2. Originally Posted by caramelcake
This is what I did but I can't seem to get the answer $\displaystyle y = \frac{49}{12} - 3(x + \frac{5}{6})^2$

$\displaystyle y = 2 - 5x - 3x^2$
$\displaystyle y = -3 (x^2 + \frac{5}{3}x - \frac{2}{3})$
$\displaystyle y = -3 [(x + \frac{5}{6})^2 - \frac{2}{3} + \frac{23}{56})]$
This line is wrong.
$\displaystyle y = -\frac{1}{12} - 3(x + \frac{5}{6})^2$

Is there a careless mistake somewhere that I can't seem to spot? I've been redoing this for at least four times and I can't seem to see where I've gone wrong ):
Any help would be greatly appreciated and thank you very much in advance.

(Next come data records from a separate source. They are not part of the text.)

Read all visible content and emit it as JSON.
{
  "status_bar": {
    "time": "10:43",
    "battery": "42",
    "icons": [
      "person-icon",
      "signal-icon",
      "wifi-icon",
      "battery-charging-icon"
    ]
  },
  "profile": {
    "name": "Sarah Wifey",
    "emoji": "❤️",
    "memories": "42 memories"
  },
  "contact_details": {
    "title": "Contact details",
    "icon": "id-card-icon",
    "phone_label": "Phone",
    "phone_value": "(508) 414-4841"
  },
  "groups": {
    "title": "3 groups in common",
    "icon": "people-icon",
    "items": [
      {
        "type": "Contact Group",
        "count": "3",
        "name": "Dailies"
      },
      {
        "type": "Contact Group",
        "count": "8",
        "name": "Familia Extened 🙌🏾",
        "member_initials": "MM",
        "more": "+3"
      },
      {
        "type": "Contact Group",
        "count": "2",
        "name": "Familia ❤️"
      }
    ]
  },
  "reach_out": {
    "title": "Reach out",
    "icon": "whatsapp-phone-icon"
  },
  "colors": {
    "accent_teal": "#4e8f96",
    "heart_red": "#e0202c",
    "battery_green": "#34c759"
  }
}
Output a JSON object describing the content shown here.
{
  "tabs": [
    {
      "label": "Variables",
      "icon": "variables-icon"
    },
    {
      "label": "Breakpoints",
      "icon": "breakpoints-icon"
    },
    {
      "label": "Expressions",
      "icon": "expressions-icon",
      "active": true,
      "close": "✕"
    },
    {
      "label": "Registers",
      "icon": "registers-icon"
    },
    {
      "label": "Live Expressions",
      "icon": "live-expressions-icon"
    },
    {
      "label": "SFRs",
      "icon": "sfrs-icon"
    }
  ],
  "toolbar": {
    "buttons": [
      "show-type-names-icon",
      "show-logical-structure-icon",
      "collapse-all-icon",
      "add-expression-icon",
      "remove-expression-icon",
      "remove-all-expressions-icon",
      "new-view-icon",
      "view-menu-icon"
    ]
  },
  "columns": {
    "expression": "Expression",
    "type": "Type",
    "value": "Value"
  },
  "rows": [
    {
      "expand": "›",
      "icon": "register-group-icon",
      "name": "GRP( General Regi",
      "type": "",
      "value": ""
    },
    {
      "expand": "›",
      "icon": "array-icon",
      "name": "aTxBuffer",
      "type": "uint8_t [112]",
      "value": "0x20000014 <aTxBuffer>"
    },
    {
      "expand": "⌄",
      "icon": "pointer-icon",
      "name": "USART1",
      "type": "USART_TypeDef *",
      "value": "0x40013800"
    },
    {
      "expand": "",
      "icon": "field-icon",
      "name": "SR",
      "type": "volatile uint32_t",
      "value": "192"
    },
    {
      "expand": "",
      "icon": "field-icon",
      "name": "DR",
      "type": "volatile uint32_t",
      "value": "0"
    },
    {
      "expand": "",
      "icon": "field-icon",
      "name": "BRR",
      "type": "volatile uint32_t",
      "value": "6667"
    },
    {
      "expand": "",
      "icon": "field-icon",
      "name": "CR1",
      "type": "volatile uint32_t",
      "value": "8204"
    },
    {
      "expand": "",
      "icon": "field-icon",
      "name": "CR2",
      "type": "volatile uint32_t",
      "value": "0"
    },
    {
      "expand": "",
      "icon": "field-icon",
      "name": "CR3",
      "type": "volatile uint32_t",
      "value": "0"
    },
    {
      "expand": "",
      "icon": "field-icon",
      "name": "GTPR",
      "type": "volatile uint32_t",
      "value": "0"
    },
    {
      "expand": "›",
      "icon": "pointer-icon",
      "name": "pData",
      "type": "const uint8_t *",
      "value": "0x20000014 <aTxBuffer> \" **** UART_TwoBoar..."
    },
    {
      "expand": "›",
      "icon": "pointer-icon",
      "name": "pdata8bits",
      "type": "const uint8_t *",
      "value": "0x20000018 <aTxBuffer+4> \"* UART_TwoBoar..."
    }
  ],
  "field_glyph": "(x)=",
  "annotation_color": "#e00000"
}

$\displaystyle y = 2-3\left(x^2+\frac53 x\right)$

$\displaystyle y = 2-3\left(x^2+\frac53 x + \frac{25}{36} - \frac{25}{36} \right)$
Here I added the missing square and subtracted it at once so the equation didn't change.
$\displaystyle y = 2-3\left(x+\frac56 \right)^2 + \frac{25}{12}$

$\displaystyle y = \frac{49}{12}-3\left(x+\frac56 \right)^2$

3. You could also expand the RHS, and compare the coefficients:

$\displaystyle 2-5x-3x^2 = a-b(x+c)^2 = (a-bc^2)-(2bc)x-bx^2$.

Thus $\displaystyle b = 3$, and $\displaystyle 2bc = 5$ hence $\displaystyle b = \frac{5}{6}$, and $\displaystyle a-bc^2 = 2$, so $\displaystyle a = \frac{49}{12}$.